A submersible carrying five people while on a trip to the Titanic wreckage suffered a "catastrophic implosion," U.S. Coast Guard Rear Adm. John Mauger said at a press conference on Thursday.
A remote-operated vehicle found debris from the OceanGate Titan submersible's tail-cone approximately 1,600 feet from the ship, Mauger said.
A search and rescue team found several additional pieces of debris that indicated they belonged to the Titan, the missing vessel that drew international attention in recent days, Mauger said.
It remains "too early to tell" when the implosion took place, but the search and rescue team will continue to collect information, Mauger added.
"This is an incredibly unforgiving environment on the seafloor," Mauger said. "This is something that happened in a remote portion of the ocean."
In a statement, OceanGate confirmed the deaths of all five passengers on board.
"These men were true explorers who shared a distinct spirit of adventure, and a deep passion for exploring and protecting the world's oceans," the company said. "Our hearts are with these five souls and every member of their families during this tragic time."

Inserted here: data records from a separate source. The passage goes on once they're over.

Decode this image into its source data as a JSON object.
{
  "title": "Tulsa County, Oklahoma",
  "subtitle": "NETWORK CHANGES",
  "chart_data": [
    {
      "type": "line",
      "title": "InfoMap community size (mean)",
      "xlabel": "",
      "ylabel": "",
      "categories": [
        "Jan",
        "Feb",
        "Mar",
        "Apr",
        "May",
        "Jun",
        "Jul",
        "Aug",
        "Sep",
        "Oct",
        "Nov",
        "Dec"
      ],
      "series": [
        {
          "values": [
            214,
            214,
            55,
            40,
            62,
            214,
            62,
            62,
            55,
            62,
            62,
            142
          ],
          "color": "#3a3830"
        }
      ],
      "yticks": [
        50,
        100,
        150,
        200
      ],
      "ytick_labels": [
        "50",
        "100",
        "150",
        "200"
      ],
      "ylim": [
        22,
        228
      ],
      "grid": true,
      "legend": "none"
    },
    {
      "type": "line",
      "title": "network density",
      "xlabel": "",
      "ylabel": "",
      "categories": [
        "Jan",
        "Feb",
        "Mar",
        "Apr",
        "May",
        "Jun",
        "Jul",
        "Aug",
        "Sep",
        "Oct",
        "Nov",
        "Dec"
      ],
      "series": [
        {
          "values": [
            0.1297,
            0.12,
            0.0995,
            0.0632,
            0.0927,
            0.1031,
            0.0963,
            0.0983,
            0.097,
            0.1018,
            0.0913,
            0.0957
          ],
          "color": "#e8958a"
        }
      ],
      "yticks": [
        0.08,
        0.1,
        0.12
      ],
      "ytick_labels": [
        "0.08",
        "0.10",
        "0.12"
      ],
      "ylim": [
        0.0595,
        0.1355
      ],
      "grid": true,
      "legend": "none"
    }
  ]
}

What type of debris did the search and rescue effort find?
The search and rescue team identified two fields of debris in an area surrounding the bow of the sunken Titanic, Mauger said, describing them as one large field of debris and one small field.
The discovered objects included "five different major pieces of debris" that identified the materials as consistent with the Titan, undersea expert Paul Hankin said at the press conference.

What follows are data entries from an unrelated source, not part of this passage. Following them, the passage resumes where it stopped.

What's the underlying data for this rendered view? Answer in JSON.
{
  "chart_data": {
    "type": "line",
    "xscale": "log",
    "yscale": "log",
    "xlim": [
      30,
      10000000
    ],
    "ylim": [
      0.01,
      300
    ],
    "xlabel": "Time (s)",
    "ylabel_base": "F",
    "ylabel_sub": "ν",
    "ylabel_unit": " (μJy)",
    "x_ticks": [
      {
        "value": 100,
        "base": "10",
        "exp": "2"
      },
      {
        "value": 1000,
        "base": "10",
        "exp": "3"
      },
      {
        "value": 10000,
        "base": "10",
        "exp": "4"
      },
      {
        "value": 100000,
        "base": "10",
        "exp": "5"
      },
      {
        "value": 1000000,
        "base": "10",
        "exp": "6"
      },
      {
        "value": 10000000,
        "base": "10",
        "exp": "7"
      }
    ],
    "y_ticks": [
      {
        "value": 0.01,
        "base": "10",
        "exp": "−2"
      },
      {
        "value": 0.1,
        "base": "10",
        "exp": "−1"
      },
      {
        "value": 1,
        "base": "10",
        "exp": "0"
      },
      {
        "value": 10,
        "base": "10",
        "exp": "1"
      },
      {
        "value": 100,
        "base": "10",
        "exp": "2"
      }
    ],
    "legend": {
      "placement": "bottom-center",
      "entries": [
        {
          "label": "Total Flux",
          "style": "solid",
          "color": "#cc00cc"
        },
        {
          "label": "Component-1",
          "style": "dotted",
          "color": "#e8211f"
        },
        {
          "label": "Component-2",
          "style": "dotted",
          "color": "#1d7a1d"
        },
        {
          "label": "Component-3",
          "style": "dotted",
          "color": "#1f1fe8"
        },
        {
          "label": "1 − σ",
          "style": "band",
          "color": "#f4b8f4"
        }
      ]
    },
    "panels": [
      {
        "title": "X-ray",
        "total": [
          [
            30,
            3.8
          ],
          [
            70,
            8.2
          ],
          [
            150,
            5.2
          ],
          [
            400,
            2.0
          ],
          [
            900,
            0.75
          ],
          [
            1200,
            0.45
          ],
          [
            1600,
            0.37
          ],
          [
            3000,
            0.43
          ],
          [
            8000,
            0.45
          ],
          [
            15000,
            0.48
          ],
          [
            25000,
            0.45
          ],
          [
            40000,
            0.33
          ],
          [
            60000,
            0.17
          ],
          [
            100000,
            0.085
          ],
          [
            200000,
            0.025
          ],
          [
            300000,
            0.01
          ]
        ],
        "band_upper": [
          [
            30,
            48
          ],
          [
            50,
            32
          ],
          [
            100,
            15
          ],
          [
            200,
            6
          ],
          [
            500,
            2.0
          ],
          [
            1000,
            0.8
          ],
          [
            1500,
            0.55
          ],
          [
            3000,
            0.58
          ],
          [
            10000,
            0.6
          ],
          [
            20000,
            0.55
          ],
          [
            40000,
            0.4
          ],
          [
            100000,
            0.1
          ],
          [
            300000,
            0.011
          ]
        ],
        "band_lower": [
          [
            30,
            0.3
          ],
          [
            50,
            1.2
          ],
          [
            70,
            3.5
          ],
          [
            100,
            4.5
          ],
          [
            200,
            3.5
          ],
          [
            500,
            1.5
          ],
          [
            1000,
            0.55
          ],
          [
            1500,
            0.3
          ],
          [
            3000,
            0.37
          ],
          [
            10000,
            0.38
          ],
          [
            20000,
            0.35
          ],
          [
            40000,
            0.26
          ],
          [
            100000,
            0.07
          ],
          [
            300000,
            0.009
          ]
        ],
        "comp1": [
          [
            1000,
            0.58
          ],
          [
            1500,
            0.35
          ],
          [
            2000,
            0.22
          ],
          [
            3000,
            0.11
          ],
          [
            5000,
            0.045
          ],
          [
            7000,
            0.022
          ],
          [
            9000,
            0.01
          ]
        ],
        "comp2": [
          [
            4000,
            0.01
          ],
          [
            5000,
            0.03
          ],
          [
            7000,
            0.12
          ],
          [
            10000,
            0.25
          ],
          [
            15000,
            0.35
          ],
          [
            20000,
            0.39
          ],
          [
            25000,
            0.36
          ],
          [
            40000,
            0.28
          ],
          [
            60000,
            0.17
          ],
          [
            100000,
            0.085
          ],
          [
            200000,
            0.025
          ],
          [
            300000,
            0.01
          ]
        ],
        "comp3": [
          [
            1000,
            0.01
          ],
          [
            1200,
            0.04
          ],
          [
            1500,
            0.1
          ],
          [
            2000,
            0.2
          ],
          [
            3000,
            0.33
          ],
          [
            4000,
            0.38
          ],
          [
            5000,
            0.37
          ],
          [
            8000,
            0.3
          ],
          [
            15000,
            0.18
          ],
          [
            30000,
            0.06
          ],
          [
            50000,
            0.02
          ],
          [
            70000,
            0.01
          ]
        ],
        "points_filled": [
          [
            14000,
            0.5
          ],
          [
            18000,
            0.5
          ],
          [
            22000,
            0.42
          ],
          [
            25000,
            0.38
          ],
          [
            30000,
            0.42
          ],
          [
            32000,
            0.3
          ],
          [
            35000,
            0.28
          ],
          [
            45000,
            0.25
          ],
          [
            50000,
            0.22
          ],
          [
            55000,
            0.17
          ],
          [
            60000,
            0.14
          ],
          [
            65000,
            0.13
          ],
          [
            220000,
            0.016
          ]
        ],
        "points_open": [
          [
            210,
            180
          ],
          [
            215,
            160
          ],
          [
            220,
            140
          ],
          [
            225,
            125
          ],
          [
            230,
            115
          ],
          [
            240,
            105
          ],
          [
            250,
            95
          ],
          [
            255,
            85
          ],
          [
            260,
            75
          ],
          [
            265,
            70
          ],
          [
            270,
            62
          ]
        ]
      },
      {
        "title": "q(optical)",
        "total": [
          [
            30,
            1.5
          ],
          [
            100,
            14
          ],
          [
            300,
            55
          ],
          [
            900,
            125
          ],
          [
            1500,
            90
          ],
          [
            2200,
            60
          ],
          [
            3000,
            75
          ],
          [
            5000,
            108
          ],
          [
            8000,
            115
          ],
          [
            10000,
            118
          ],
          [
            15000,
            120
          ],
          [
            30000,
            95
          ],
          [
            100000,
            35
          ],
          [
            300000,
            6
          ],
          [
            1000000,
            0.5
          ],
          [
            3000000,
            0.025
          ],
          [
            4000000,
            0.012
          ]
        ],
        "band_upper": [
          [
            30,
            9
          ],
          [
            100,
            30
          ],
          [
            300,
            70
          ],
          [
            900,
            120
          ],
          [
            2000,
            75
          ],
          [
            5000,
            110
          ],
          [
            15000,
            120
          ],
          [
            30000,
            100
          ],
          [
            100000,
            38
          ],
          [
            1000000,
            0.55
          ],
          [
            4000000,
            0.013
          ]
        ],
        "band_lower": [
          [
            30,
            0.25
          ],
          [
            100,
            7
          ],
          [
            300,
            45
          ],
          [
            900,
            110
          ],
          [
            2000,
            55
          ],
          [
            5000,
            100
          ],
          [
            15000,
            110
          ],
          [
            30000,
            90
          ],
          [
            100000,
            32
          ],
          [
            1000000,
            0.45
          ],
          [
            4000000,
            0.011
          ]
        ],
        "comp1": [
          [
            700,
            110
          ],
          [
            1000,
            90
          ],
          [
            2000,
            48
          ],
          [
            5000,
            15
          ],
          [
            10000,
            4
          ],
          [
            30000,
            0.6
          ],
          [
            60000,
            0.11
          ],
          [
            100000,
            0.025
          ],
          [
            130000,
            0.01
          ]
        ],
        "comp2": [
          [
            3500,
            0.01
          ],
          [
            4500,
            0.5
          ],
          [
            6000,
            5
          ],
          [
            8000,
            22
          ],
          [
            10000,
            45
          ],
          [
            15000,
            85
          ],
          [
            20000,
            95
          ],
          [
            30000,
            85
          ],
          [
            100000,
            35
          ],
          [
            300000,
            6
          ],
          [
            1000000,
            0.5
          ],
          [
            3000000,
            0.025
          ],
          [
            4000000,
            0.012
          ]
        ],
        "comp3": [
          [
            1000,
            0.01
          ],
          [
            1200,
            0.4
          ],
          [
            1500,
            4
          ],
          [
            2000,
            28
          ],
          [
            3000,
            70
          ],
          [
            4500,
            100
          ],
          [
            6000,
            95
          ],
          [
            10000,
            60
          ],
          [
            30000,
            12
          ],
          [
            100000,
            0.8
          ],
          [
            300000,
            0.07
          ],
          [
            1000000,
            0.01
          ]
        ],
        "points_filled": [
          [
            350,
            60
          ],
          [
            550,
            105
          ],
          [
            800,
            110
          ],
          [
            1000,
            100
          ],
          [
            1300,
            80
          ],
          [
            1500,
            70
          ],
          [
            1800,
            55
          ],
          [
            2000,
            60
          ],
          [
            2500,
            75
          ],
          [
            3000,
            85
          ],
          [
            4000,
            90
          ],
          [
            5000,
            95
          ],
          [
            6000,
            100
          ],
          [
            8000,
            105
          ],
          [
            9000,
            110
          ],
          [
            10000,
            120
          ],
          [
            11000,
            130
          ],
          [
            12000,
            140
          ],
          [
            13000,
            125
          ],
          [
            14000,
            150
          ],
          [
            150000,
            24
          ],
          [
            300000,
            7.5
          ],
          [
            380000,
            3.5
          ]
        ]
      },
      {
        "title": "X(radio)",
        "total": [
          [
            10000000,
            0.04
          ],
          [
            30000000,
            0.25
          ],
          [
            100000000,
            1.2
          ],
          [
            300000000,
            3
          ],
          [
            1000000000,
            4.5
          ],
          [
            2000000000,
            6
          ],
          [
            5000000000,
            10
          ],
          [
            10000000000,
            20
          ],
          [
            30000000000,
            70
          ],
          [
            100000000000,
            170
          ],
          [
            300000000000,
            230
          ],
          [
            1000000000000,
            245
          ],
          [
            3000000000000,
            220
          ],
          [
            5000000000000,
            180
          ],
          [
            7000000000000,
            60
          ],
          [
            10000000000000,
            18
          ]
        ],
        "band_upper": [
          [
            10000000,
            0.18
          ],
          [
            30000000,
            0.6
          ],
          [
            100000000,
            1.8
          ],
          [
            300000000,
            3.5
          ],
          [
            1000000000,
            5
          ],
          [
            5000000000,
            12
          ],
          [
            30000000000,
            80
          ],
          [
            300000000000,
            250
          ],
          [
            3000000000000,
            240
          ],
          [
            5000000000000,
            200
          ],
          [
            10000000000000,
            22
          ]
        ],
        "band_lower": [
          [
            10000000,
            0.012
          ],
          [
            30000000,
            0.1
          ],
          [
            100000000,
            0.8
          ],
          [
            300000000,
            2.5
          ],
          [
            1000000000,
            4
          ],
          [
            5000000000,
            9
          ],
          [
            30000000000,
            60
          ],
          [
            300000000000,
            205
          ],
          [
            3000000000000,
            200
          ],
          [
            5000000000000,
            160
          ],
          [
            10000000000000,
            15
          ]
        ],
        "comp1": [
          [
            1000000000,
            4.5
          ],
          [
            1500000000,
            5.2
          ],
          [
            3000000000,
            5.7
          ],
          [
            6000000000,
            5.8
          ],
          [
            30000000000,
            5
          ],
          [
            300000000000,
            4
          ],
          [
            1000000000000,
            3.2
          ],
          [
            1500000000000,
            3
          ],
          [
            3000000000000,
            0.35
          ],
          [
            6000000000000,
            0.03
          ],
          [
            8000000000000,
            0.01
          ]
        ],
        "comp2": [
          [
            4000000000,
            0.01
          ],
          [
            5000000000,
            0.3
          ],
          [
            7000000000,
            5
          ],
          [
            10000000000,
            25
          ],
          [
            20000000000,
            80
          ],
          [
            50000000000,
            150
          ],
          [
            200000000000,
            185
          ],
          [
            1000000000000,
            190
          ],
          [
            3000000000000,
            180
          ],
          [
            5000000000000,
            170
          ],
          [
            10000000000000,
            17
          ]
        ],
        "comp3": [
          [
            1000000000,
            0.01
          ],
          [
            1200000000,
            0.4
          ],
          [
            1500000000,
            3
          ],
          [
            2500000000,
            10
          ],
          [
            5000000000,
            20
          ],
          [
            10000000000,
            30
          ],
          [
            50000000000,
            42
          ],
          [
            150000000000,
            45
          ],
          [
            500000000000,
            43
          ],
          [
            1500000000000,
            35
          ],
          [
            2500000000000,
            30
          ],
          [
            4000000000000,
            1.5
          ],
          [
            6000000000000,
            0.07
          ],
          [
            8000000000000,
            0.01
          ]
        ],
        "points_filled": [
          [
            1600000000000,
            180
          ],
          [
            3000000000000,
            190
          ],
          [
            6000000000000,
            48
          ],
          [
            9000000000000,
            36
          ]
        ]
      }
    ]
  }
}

The debris included a nose cone and one end of the pressure hull, Hankin said.
"We've continued to map the debris field," Hankin said. "We'll do the best we can to fully map it out."

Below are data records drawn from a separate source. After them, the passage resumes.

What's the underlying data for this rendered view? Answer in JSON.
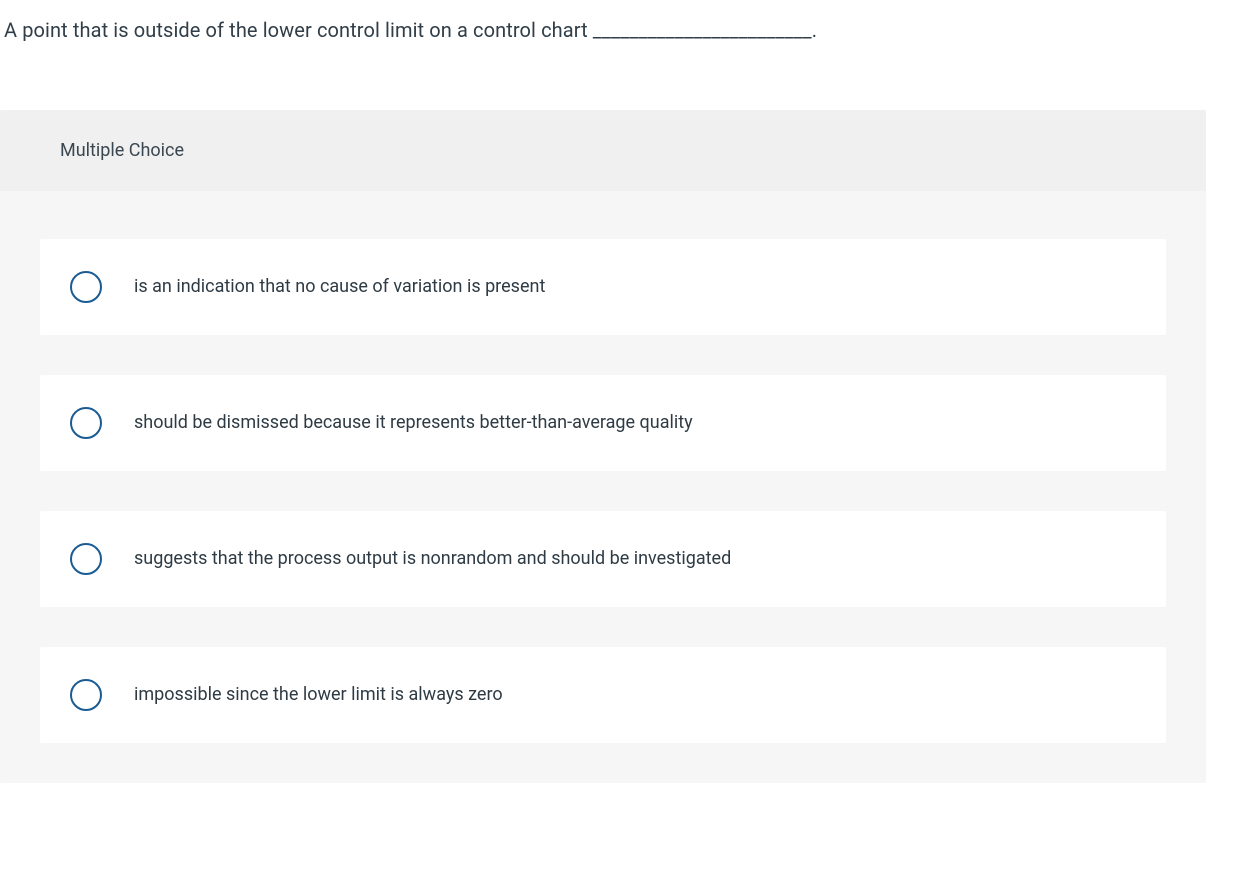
{
  "question": {
    "text": "A point that is outside of the lower control limit on a control chart ________________________."
  },
  "panel": {
    "header": "Multiple Choice",
    "options": [
      {
        "label": "is an indication that no cause of variation is present"
      },
      {
        "label": "should be dismissed because it represents better-than-average quality"
      },
      {
        "label": "suggests that the process output is nonrandom and should be investigated"
      },
      {
        "label": "impossible since the lower limit is always zero"
      }
    ]
  },
  "colors": {
    "radio_border": "#1a5b92",
    "card_bg": "#ffffff",
    "panel_bg": "#f6f6f6",
    "header_bg": "#f0f0f0",
    "text": "#2f3b44"
  }
}
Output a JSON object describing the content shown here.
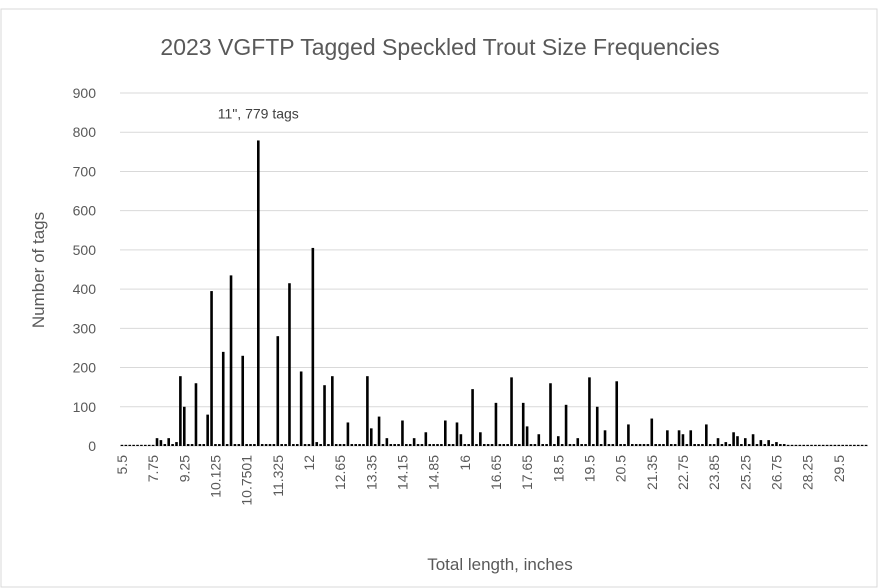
{
  "chart_data": {
    "type": "bar",
    "title": "2023 VGFTP Tagged Speckled Trout Size Frequencies",
    "xlabel": "Total length, inches",
    "ylabel": "Number of tags",
    "annotation": "11\", 779 tags",
    "color": "#000000",
    "grid": true,
    "ylim": [
      0,
      900
    ],
    "yticks": [
      0,
      100,
      200,
      300,
      400,
      500,
      600,
      700,
      800,
      900
    ],
    "categories": [
      "5.5",
      null,
      null,
      null,
      null,
      null,
      null,
      null,
      "7.75",
      null,
      null,
      null,
      null,
      null,
      null,
      null,
      "9.25",
      null,
      null,
      null,
      null,
      null,
      null,
      null,
      "10.125",
      null,
      null,
      null,
      null,
      null,
      null,
      null,
      "10.7501",
      null,
      null,
      null,
      null,
      null,
      null,
      null,
      "11.325",
      null,
      null,
      null,
      null,
      null,
      null,
      null,
      "12",
      null,
      null,
      null,
      null,
      null,
      null,
      null,
      "12.65",
      null,
      null,
      null,
      null,
      null,
      null,
      null,
      "13.35",
      null,
      null,
      null,
      null,
      null,
      null,
      null,
      "14.15",
      null,
      null,
      null,
      null,
      null,
      null,
      null,
      "14.85",
      null,
      null,
      null,
      null,
      null,
      null,
      null,
      "16",
      null,
      null,
      null,
      null,
      null,
      null,
      null,
      "16.65",
      null,
      null,
      null,
      null,
      null,
      null,
      null,
      "17.65",
      null,
      null,
      null,
      null,
      null,
      null,
      null,
      "18.5",
      null,
      null,
      null,
      null,
      null,
      null,
      null,
      "19.5",
      null,
      null,
      null,
      null,
      null,
      null,
      null,
      "20.5",
      null,
      null,
      null,
      null,
      null,
      null,
      null,
      "21.35",
      null,
      null,
      null,
      null,
      null,
      null,
      null,
      "22.75",
      null,
      null,
      null,
      null,
      null,
      null,
      null,
      "23.85",
      null,
      null,
      null,
      null,
      null,
      null,
      null,
      "25.25",
      null,
      null,
      null,
      null,
      null,
      null,
      null,
      "26.75",
      null,
      null,
      null,
      null,
      null,
      null,
      null,
      "28.25",
      null,
      null,
      null,
      null,
      null,
      null,
      null,
      "29.5",
      null,
      null,
      null,
      null,
      null,
      null,
      null
    ],
    "values": [
      3,
      3,
      3,
      3,
      3,
      3,
      3,
      3,
      3,
      20,
      15,
      5,
      20,
      5,
      10,
      178,
      100,
      5,
      5,
      160,
      5,
      5,
      80,
      395,
      5,
      5,
      240,
      5,
      435,
      5,
      5,
      230,
      5,
      5,
      5,
      779,
      5,
      5,
      5,
      5,
      280,
      5,
      5,
      415,
      5,
      5,
      190,
      5,
      5,
      505,
      10,
      5,
      155,
      5,
      178,
      5,
      5,
      5,
      60,
      5,
      5,
      5,
      5,
      178,
      45,
      5,
      75,
      5,
      20,
      5,
      5,
      5,
      65,
      5,
      5,
      20,
      5,
      5,
      35,
      5,
      5,
      5,
      5,
      65,
      5,
      5,
      60,
      30,
      5,
      5,
      145,
      5,
      35,
      5,
      5,
      5,
      110,
      5,
      5,
      5,
      175,
      5,
      5,
      110,
      50,
      5,
      5,
      30,
      5,
      5,
      160,
      5,
      25,
      5,
      105,
      5,
      5,
      20,
      5,
      5,
      175,
      5,
      100,
      5,
      40,
      5,
      5,
      165,
      5,
      5,
      55,
      5,
      5,
      5,
      5,
      5,
      70,
      5,
      5,
      5,
      40,
      5,
      5,
      40,
      30,
      5,
      40,
      5,
      5,
      5,
      55,
      5,
      5,
      20,
      5,
      10,
      5,
      35,
      25,
      5,
      20,
      5,
      30,
      5,
      15,
      5,
      15,
      5,
      10,
      5,
      5,
      3,
      3,
      3,
      3,
      3,
      3,
      3,
      3,
      3,
      3,
      3,
      3,
      3,
      3,
      3,
      3,
      3,
      3,
      3,
      3,
      3
    ]
  }
}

What does "catastrophic implosion" mean?
Titan is a carbon fiber submersible that can travel as far as 4,000 meters below sea level, the OceanGate website says.
At the depth of the Titanic, which sits 3,800 meters below sea level, the pressure reaches a level 380 times the atmospheric pressure on the Earth's surface, Stefan Williams, a professor of marine robotics at the University of Sydney, said in a blog post on Tuesday.
A fault or failure in the hull of the Titan could have led to an implosion, as the vessel gave way to the high pressure of the deep sea, Williams said.
The implosion of a submersible delivers immense force, oceanographer Bob Ballard told ABC News on Thursday.
"I don't think people can appreciate the amazing energy involved in the destructive process of an implosion," Ballard said. "It just takes out and literally shreds everything."
"It's extremely powerful," he added.
Are there previous examples of a submersible imploding?
A U.S. nuclear submarine, called Thresher, imploded during a deep-sea dive 220 miles off the coast of Cape Cod, Massachusetts, a U.S. Navy inquiry showed.
The implosion left 129 sailors dead.
More recently, in 2014, the unmanned Nereus submersible suffered a "catastrophic implosion" while traveling at a depth of 9,990 meters in the Kermadec Trench northeast of New Zealand, the Woods Hole Oceanographic Institution said soon afterward in a statement.
At the time of implosion, Nereus faced pressure of an estimated 6,000 pounds per square inch, WHOI said.
The team of researchers tracking Nereus found "spotted pieces of debris floating on the sea surface" that were later identified as part of the submersible, WHOI said.
Researchers lost contact with Nereus seven hours into a nine-hour mission, WHOI added.